I’ve been working under the assumption that a blog is only a blog if it lets readers post comments/questions. But spending a whack of time researching the blogosphere as one of our company’s social media analysts, I occasionally stumble across “blogs” that I don’t think deserve that label. Apparently, by the strictest definition of the word (i.e. Web + log) a blog can be just that: an online journal, no way to write in the margins of the logbook. All talk, no action.
Hmm. No comments = no conversation, that’s what I think. I mean, what is a comment-less blog but a glorified electronic brochure?
Oops, these are not “blogs”, but rather testimonials from 17 students in 13 faculties, beautifully packaged and carefully written. “It’s the only place I’ve ever wanted to go to school!” “First year is terrific!” .. you get the point. Glowing endorsements and squeaky clean anecdotes.
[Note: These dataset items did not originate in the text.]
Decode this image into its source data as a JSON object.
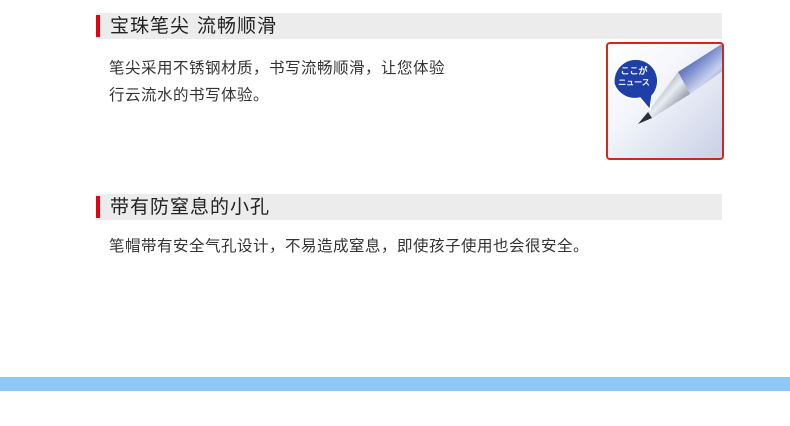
{
  "section1": {
    "title": "宝珠笔尖 流畅顺滑",
    "line1": "笔尖采用不锈钢材质，书写流畅顺滑，让您体验",
    "line2": "行云流水的书写体验。",
    "badge_line1": "ここが",
    "badge_line2": "ニュース"
  },
  "section2": {
    "title": "带有防窒息的小孔",
    "line1": "笔帽带有安全气孔设计，不易造成窒息，即使孩子使用也会很安全。"
  },
  "colors": {
    "accent_red": "#e60012",
    "header_bg": "#ececec",
    "stripe_blue": "#8ec8f4"
  },
  "icons": {
    "speech_badge": "speech-bubble-icon"
  }
}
What they don’t have is:
- Comments, trackbacks, or any form of feedback.
- Any contact info – nary an email.
- An invite from the school’s blog network to would-be bloggers (as I’ve seen done by other schools, such as the University of Western Ontario).
- Any links to a Facebook group, Twitter account, YouTube video, MySpace page… isn’t this kind of social media and networking what college-age kids are all about??
Hey, if the University for Manitoba wants to run online testimonials, at least they could use a more hip format, such as the videos of students at Seneca College. (Alas, you can’t talk back to a video, but it beats static words and photos!)
To see a real student blog, check out the musings of this computer science student at the University of Waterloo. And he’s got the metrics (traffic, number of comments, volume of incoming links) to prove it!